I wanted perfection. I wanted every floor, window, and hinge to look perfect, operate perfectly, and coordinate perfectly. My self-worth depended on it. For years I had listened to my dad tell me how my mom had worked tirelessly with their architect to design a perfect house. I’d grown up feeling like I needed to live up to those expectations. My parents had raised me to have high standards, and it had imbued me with a strong need to control every aspect of my life, especially how others perceived me. This was my opportunity to achieve a level of perfectionism that would make me feel worthy and accepted.
Time forced us to divvy up much of the decision-making responsibility. Wim and I divided tasks by giving each other “honeydew” lists, the catchy little phrase meaning, “Honey, do this,” and “Honey, do that”—or, more accurately, “Please do all the tedious crap I don’t want to do.” I was anointed Queen of Color, charged with overseeing everything related to hue and desig
n. Even things as mundane as door hinges. Wim was relegated to anything I found even more boring than hinges, like fireplaces, insulation, and stereo systems.
Wim and I habitually debriefed one another on each day’s progress by phone or email. What did the plumber say about the mudroom faucet? Do we have an estimate for the exterior stone? What type of windows should we order? I liked working as a team—solving construction problems together, bonding over plumbing and electrical.
We spent one evening huddled in front of our computer in our home office, researching energy-efficient windows. Sitting there beside my husband, I recalled our early years together, when we’d been forced to make tough decisions about whether and how to continue our long-distance relationship. Now we were making decisions on double- versus triple-pane windows.
As I studied Consumer Reports window-buying tips on the computer and Wim foraged in the fridge for a snack, an email from Luke arrived in my inbox. My heart skipped a beat as I read his message.
In my last email about light fixtures, I had inadvertently omitted the letter “c,” typing scones instead of sconces. Luke had just replied, Do you want jelly on your scones, and how do you take your tea?
In the previous couple of months, our emails had become less formal and more playful. Typos had become our own little in-joke. It was fun to flirt in a way that I hadn’t in a long time. It was a thrill to detect an interest aimed in both directions.
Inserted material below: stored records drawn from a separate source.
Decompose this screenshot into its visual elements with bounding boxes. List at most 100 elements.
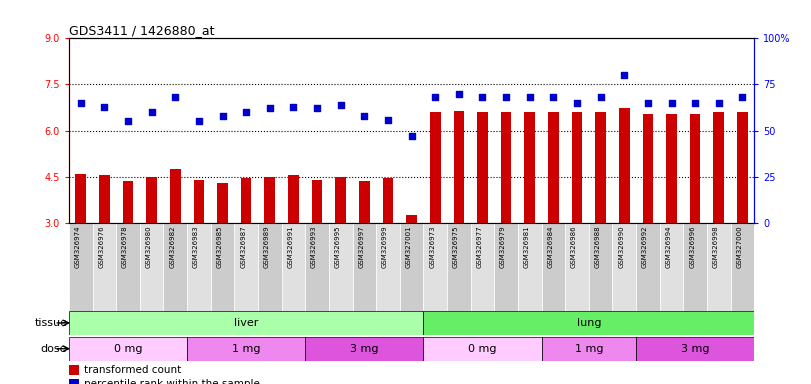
Bar [288, 175, 298, 223]
Bar [92, 223, 116, 311]
Bar [99, 175, 109, 223]
Text: GSM326977: GSM326977 [477, 225, 483, 268]
Text: GSM327000: GSM327000 [736, 225, 742, 268]
Bar [69, 223, 92, 311]
Text: GSM326988: GSM326988 [594, 225, 601, 268]
Bar [211, 223, 234, 311]
Text: GDS3411 / 1426880_at: GDS3411 / 1426880_at [69, 24, 214, 37]
Bar [636, 223, 659, 311]
Point [594, 94, 607, 101]
Point [287, 104, 300, 110]
Point [453, 91, 466, 97]
Bar [542, 223, 565, 311]
Bar [684, 223, 707, 311]
Bar [453, 111, 464, 223]
Bar [376, 223, 400, 311]
Text: GSM326980: GSM326980 [146, 225, 152, 268]
Bar [642, 114, 653, 223]
Point [75, 100, 88, 106]
Bar [305, 337, 423, 361]
Bar [714, 112, 724, 223]
Bar [69, 311, 423, 335]
Point [642, 100, 654, 106]
Bar [400, 223, 423, 311]
Bar [612, 223, 636, 311]
Text: GSM326995: GSM326995 [335, 225, 341, 268]
Point [311, 105, 324, 111]
Bar [477, 112, 487, 223]
Bar [383, 178, 393, 223]
Text: GSM326998: GSM326998 [713, 225, 719, 268]
Bar [146, 177, 157, 223]
Bar [430, 112, 440, 223]
Text: GSM326991: GSM326991 [287, 225, 294, 268]
Text: GSM326985: GSM326985 [217, 225, 222, 268]
Text: GSM326982: GSM326982 [169, 225, 175, 268]
Text: GSM326981: GSM326981 [524, 225, 530, 268]
Bar [258, 223, 281, 311]
Bar [116, 223, 139, 311]
Point [381, 116, 394, 122]
Bar [353, 223, 376, 311]
Text: GSM326973: GSM326973 [429, 225, 436, 268]
Text: tissue: tissue [34, 318, 67, 328]
Bar [217, 183, 228, 223]
Point [216, 113, 229, 119]
Bar [139, 223, 164, 311]
Bar [187, 337, 305, 361]
Text: GSM326986: GSM326986 [571, 225, 577, 268]
Bar [69, 365, 79, 375]
Text: GSM326975: GSM326975 [453, 225, 459, 268]
Point [429, 94, 442, 101]
Bar [636, 337, 754, 361]
Bar [666, 114, 677, 223]
Bar [494, 223, 518, 311]
Bar [329, 223, 353, 311]
Text: 0 mg: 0 mg [114, 344, 142, 354]
Text: GSM326996: GSM326996 [689, 225, 695, 268]
Bar [170, 169, 181, 223]
Point [547, 94, 560, 101]
Bar [548, 112, 559, 223]
Bar [406, 215, 417, 223]
Point [145, 109, 158, 115]
Point [264, 105, 277, 111]
Text: GSM326992: GSM326992 [642, 225, 648, 268]
Text: GSM326984: GSM326984 [547, 225, 553, 268]
Text: GSM326990: GSM326990 [618, 225, 624, 268]
Bar [659, 223, 684, 311]
Bar [572, 112, 582, 223]
Text: GSM327001: GSM327001 [406, 225, 411, 268]
Bar [187, 223, 211, 311]
Text: GSM326993: GSM326993 [311, 225, 317, 268]
Bar [305, 223, 329, 311]
Bar [336, 177, 346, 223]
Point [169, 94, 182, 101]
Point [192, 118, 205, 124]
Bar [281, 223, 305, 311]
Point [736, 94, 749, 101]
Text: GSM326976: GSM326976 [98, 225, 105, 268]
Bar [194, 180, 204, 223]
Point [122, 118, 135, 124]
Bar [264, 177, 275, 223]
Bar [500, 112, 512, 223]
Text: GSM326997: GSM326997 [358, 225, 364, 268]
Text: GSM326974: GSM326974 [75, 225, 81, 268]
Point [334, 102, 347, 108]
Bar [470, 223, 494, 311]
Bar [447, 223, 470, 311]
Text: GSM326994: GSM326994 [666, 225, 672, 268]
Point [240, 109, 253, 115]
Text: GSM326987: GSM326987 [240, 225, 247, 268]
Bar [359, 181, 370, 223]
Bar [518, 223, 542, 311]
Text: 1 mg: 1 mg [232, 344, 260, 354]
Text: GSM326983: GSM326983 [193, 225, 199, 268]
Text: 3 mg: 3 mg [350, 344, 379, 354]
Bar [690, 114, 701, 223]
Text: 0 mg: 0 mg [468, 344, 496, 354]
Point [665, 100, 678, 106]
Text: 1 mg: 1 mg [574, 344, 603, 354]
Text: GSM326989: GSM326989 [264, 225, 270, 268]
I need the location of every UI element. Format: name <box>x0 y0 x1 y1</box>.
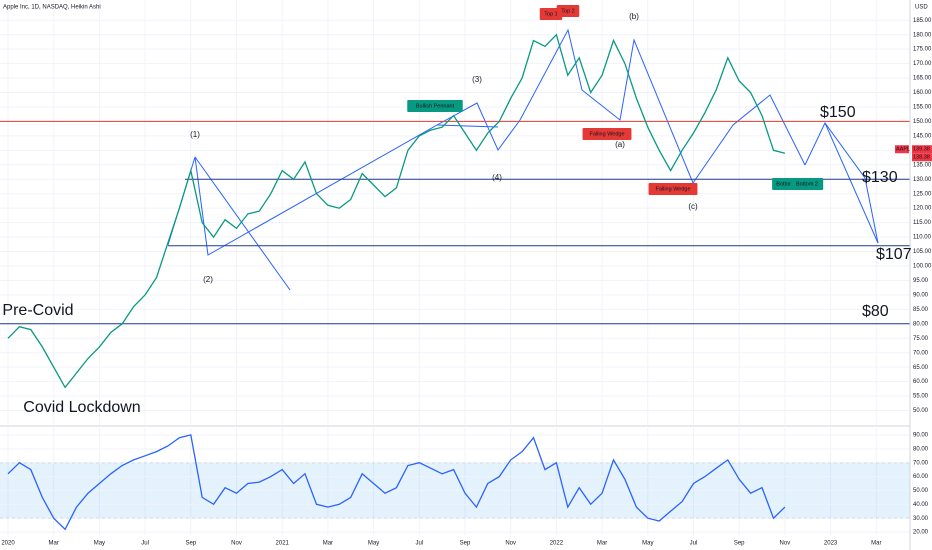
price-tag-label: AAPL <box>896 147 910 153</box>
y-tick-label: 40.00 <box>913 502 929 508</box>
x-tick-label: 2020 <box>1 541 15 547</box>
price-tag <box>895 145 909 154</box>
annotation-box <box>556 5 580 17</box>
x-tick-label: Nov <box>231 541 242 547</box>
annotation: (c) <box>688 202 698 211</box>
y-tick-label: 115.00 <box>913 220 932 226</box>
x-tick-label: May <box>94 541 105 547</box>
annotation: Falling Wedge <box>589 131 624 137</box>
annotation: Pre-Covid <box>2 302 73 319</box>
level-label: $80 <box>862 303 889 320</box>
annotation: (b) <box>629 12 639 21</box>
y-tick-label: 175.00 <box>913 47 932 53</box>
annotation-box <box>407 100 463 112</box>
x-tick-label: Sep <box>460 541 471 547</box>
x-tick-label: Sep <box>734 541 745 547</box>
x-tick-label: May <box>642 541 653 547</box>
annotation: (4) <box>492 173 502 182</box>
y-tick-label: 150.00 <box>913 119 932 125</box>
x-tick-label: Mar <box>323 541 333 547</box>
y-tick-label: 105.00 <box>913 249 932 255</box>
price-line <box>7 33 786 389</box>
y-tick-label: 125.00 <box>913 191 932 197</box>
x-tick-label: May <box>368 541 379 547</box>
y-tick-label: 60.00 <box>913 474 929 480</box>
level-label: $150 <box>820 104 856 121</box>
y-tick-label: 110.00 <box>913 235 932 241</box>
annotation: Falling Wedge <box>655 186 690 192</box>
annotation: Bullish Pennant <box>416 103 455 109</box>
annotation: (3) <box>472 75 482 84</box>
annotation: (1) <box>190 130 200 139</box>
annotation: Bottom 2 <box>796 181 818 187</box>
y-tick-label: 70.00 <box>913 460 929 466</box>
x-tick-label: Jul <box>415 541 423 547</box>
price-tag <box>912 153 932 162</box>
price-tag-label: 138.38 <box>913 155 930 161</box>
y-tick-label: 160.00 <box>913 90 932 96</box>
y-tick-label: 165.00 <box>913 76 932 82</box>
y-tick-label: 70.00 <box>913 350 929 356</box>
y-tick-label: 85.00 <box>913 307 929 313</box>
y-tick-label: 90.00 <box>913 433 929 439</box>
y-tick-label: 60.00 <box>913 379 929 385</box>
y-tick-label: 95.00 <box>913 278 929 284</box>
x-tick-label: Mar <box>871 541 881 547</box>
y-tick-label: 20.00 <box>913 530 929 536</box>
y-tick-label: 30.00 <box>913 516 929 522</box>
y-tick-label: 130.00 <box>913 177 932 183</box>
x-tick-label: 2021 <box>276 541 290 547</box>
x-tick-label: Nov <box>780 541 791 547</box>
x-tick-label: Jul <box>690 541 698 547</box>
x-tick-label: Jul <box>141 541 149 547</box>
wave-line <box>167 28 806 256</box>
x-tick-label: Nov <box>505 541 516 547</box>
pennant-line <box>436 124 499 128</box>
chart-header: Apple Inc, 1D, NASDAQ, Heikin Ashi <box>3 5 101 11</box>
projection <box>804 122 879 244</box>
annotation: Top 1 <box>544 11 557 17</box>
x-tick-label: Sep <box>185 541 196 547</box>
y-tick-label: 180.00 <box>913 32 932 38</box>
x-tick-label: Mar <box>597 541 607 547</box>
y-tick-label: 170.00 <box>913 61 932 67</box>
level-label: $130 <box>862 169 898 186</box>
projection <box>824 122 879 244</box>
price-line <box>7 434 786 531</box>
annotation-box <box>582 128 632 140</box>
y-tick-label: 75.00 <box>913 336 929 342</box>
y-tick-label: 135.00 <box>913 162 932 168</box>
annotation: Bottom <box>776 181 794 187</box>
price-tag <box>912 145 932 154</box>
annotation-box <box>539 8 563 20</box>
y-tick-label: 80.00 <box>913 446 929 452</box>
annotation: (a) <box>615 140 625 149</box>
annotation: (2) <box>203 275 213 284</box>
y-tick-label: 100.00 <box>913 264 932 270</box>
annotation-box <box>648 183 698 195</box>
x-tick-label: 2022 <box>550 541 564 547</box>
annotation: Covid Lockdown <box>23 399 140 416</box>
y-tick-label: 145.00 <box>913 133 932 139</box>
y-tick-label: 120.00 <box>913 206 932 212</box>
y-tick-label: 55.00 <box>913 394 929 400</box>
y-tick-label: 50.00 <box>913 408 929 414</box>
x-tick-label: 2023 <box>824 541 838 547</box>
y-tick-label: 65.00 <box>913 365 929 371</box>
plot <box>0 33 910 531</box>
trend-lines <box>167 28 879 291</box>
y-tick-label: 155.00 <box>913 105 932 111</box>
x-tick-label: Mar <box>49 541 59 547</box>
annotation: Top 2 <box>561 8 574 14</box>
y-tick-label: 80.00 <box>913 321 929 327</box>
y-tick-label: 185.00 <box>913 18 932 24</box>
annotation-box <box>790 178 824 190</box>
level-label: $107 <box>876 246 912 263</box>
currency: USD <box>915 5 928 11</box>
y-tick-label: 50.00 <box>913 488 929 494</box>
y-tick-label: 90.00 <box>913 292 929 298</box>
price-tag-label: 139.38 <box>913 147 930 153</box>
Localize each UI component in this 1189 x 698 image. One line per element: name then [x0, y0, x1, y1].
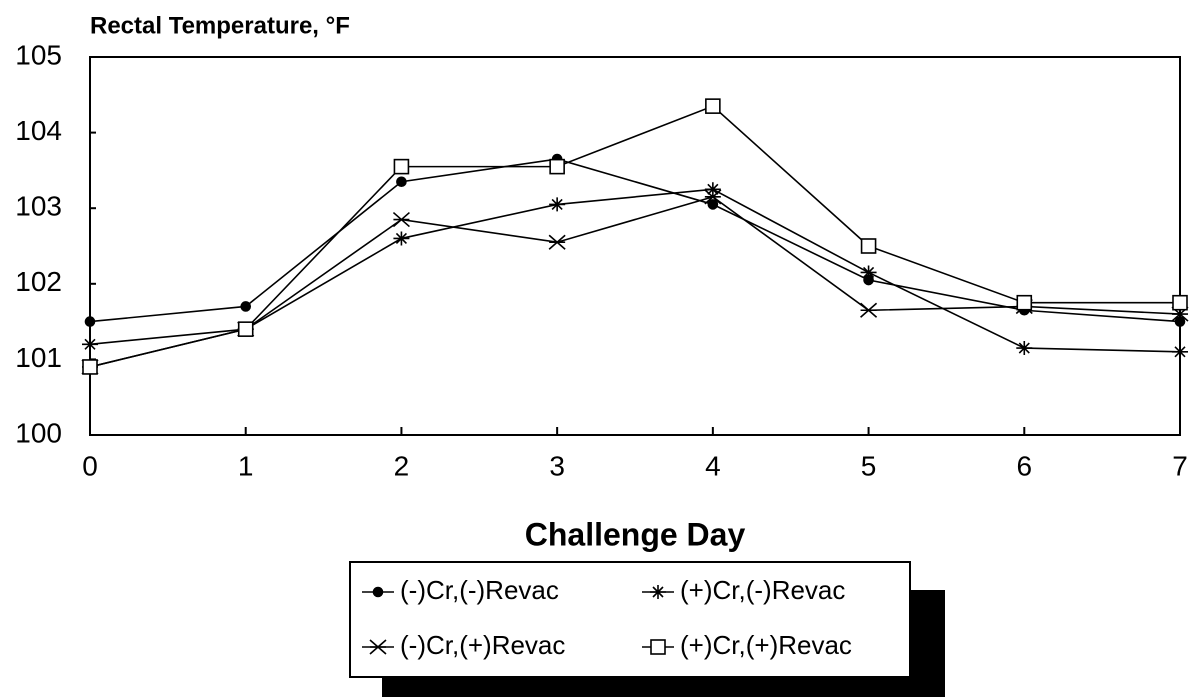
y-tick-label: 101 — [15, 342, 62, 373]
series-line — [89, 158, 1181, 323]
legend-marker — [369, 639, 387, 655]
point — [1016, 341, 1033, 356]
legend-label: (+)Cr,(-)Revac — [680, 575, 845, 605]
point — [704, 189, 722, 205]
y-tick-label: 105 — [15, 39, 62, 70]
x-axis-label: Challenge Day — [525, 516, 746, 552]
point — [860, 302, 878, 318]
legend-marker — [372, 586, 384, 598]
x-tick-label: 7 — [1172, 450, 1188, 481]
point — [705, 98, 721, 114]
point — [707, 199, 719, 210]
legend-box — [349, 561, 911, 678]
y-tick-label: 103 — [15, 191, 62, 222]
series-line — [89, 105, 1180, 368]
legend-marker — [650, 639, 666, 655]
point — [548, 234, 566, 250]
y-tick-label: 104 — [15, 115, 62, 146]
point — [240, 301, 252, 312]
x-tick-label: 1 — [238, 450, 254, 481]
series-line — [89, 195, 1181, 368]
legend-marker — [650, 585, 666, 599]
x-tick-label: 5 — [861, 450, 877, 481]
point — [549, 158, 565, 175]
point — [1174, 316, 1186, 327]
x-tick-label: 2 — [394, 450, 410, 481]
point — [1172, 294, 1188, 311]
point — [860, 265, 877, 280]
point — [82, 337, 98, 352]
point — [84, 316, 96, 327]
legend-label: (-)Cr,(+)Revac — [400, 630, 565, 660]
x-tick-label: 3 — [549, 450, 565, 481]
point — [393, 231, 410, 246]
point — [392, 211, 410, 228]
point — [82, 359, 98, 375]
legend-label: (+)Cr,(+)Revac — [680, 630, 852, 660]
point — [704, 182, 721, 197]
x-tick-label: 4 — [705, 450, 721, 481]
point — [393, 158, 410, 175]
point — [860, 238, 877, 254]
point — [1172, 344, 1188, 359]
chart-title: Rectal Temperature, °F — [90, 12, 350, 39]
x-tick-label: 6 — [1016, 450, 1032, 481]
point — [396, 176, 407, 188]
plot-frame — [89, 56, 1181, 436]
point — [1016, 294, 1033, 311]
point — [237, 321, 254, 337]
point — [549, 197, 566, 212]
legend-label: (-)Cr,(-)Revac — [400, 575, 559, 605]
y-tick-label: 100 — [15, 417, 62, 448]
series-line — [89, 188, 1181, 353]
y-tick-label: 102 — [15, 266, 62, 297]
x-tick-label: 0 — [82, 450, 98, 481]
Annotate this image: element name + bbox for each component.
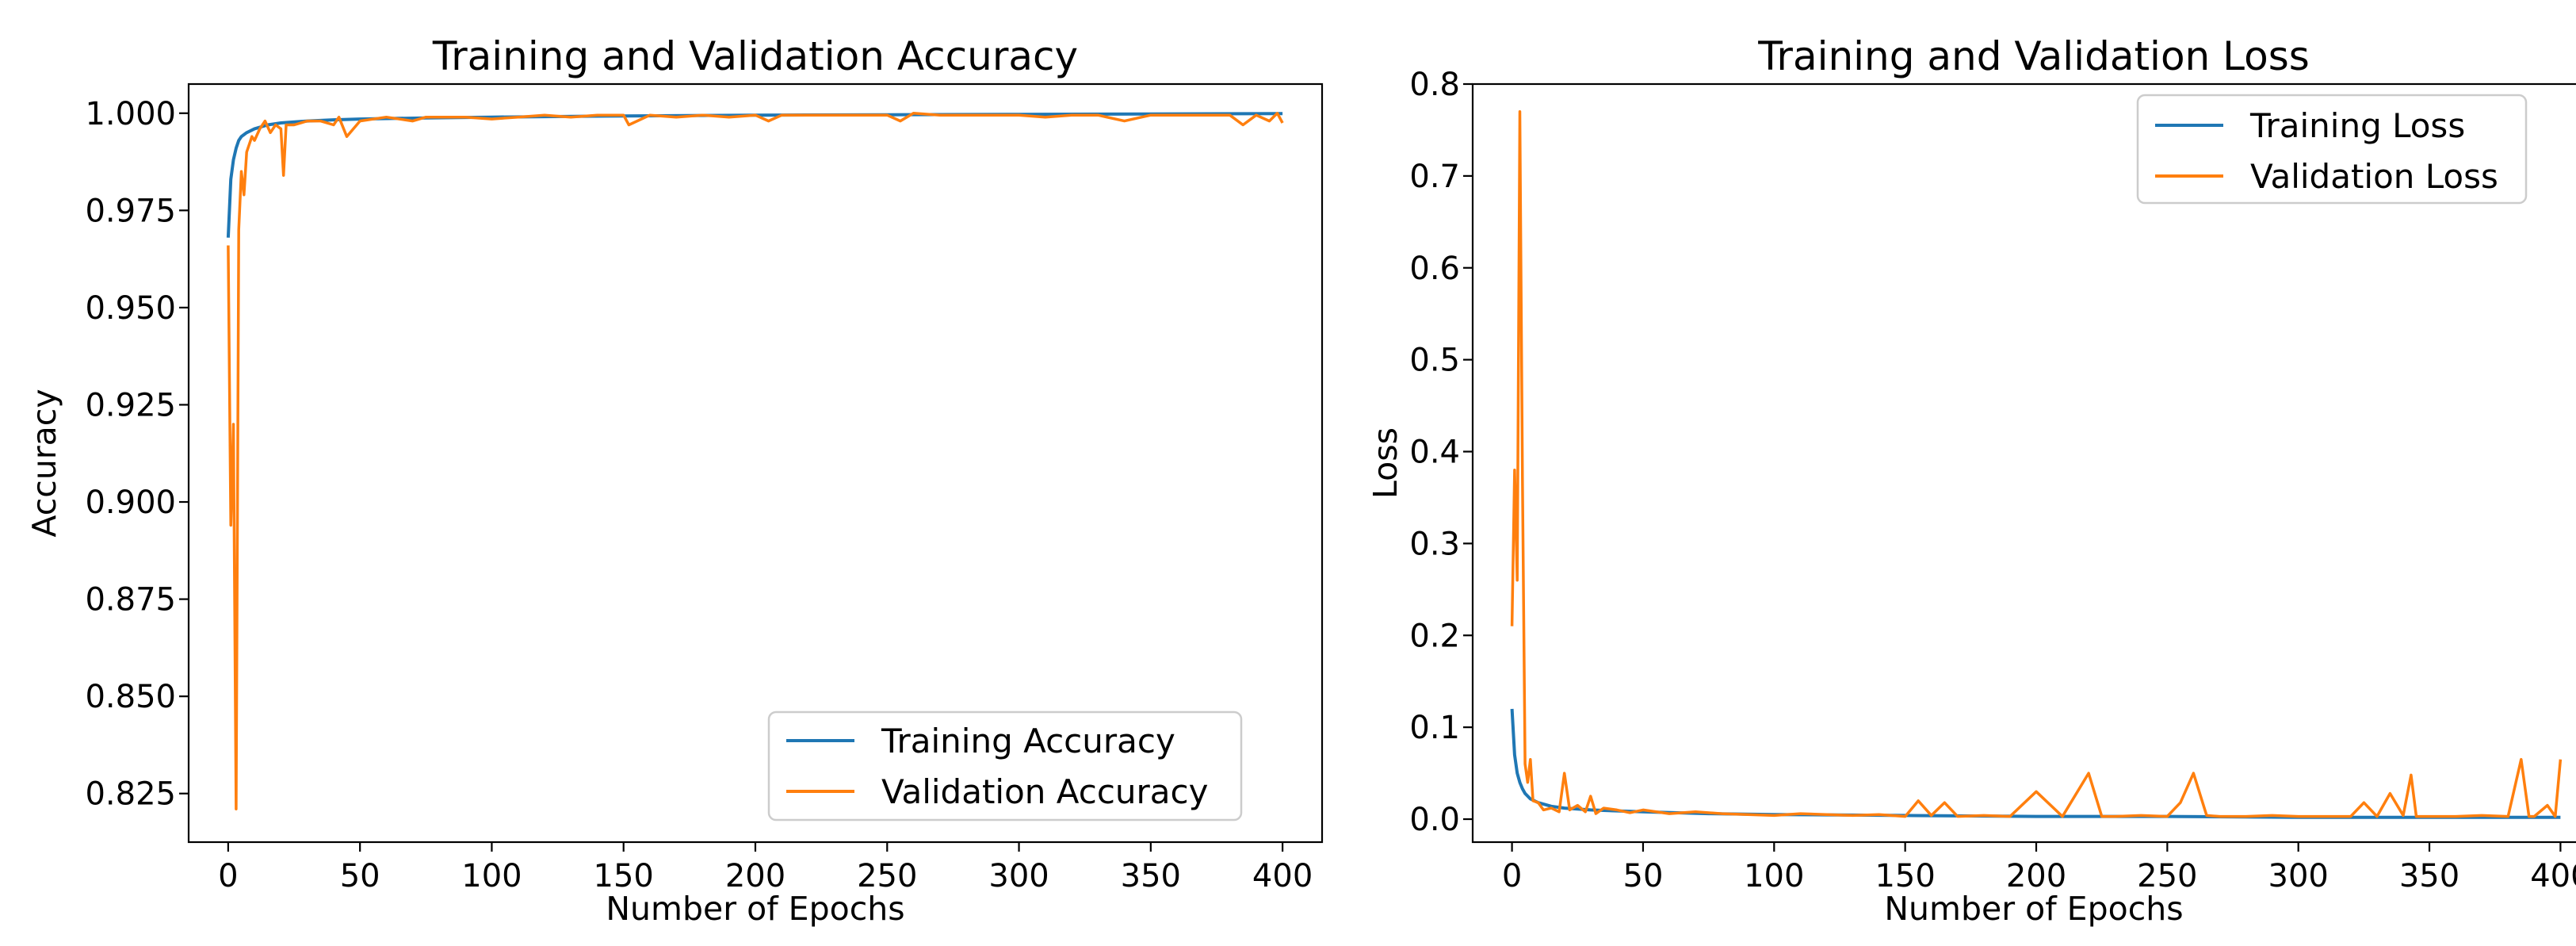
y-tick-label: 0.5 — [1409, 343, 1460, 379]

The connection between us left me feeling giddy.
I was smiling, trying to think of a clever comeback, when Wim entered the room holding a red apple. I scrambled to turn off my email, then asked myself why. It’s just an innocent email, I reminded myself. But if I thought it might make Wim uncomfortable, did that make it wrong? I had to admit, I was getting emotional satisfaction from my relationship with Luke. I loved Wim, but our marriage had become so routine it was like a restaurant menu that never changed. I wasn’t looking to make a complete overhaul—just to spice things up a little.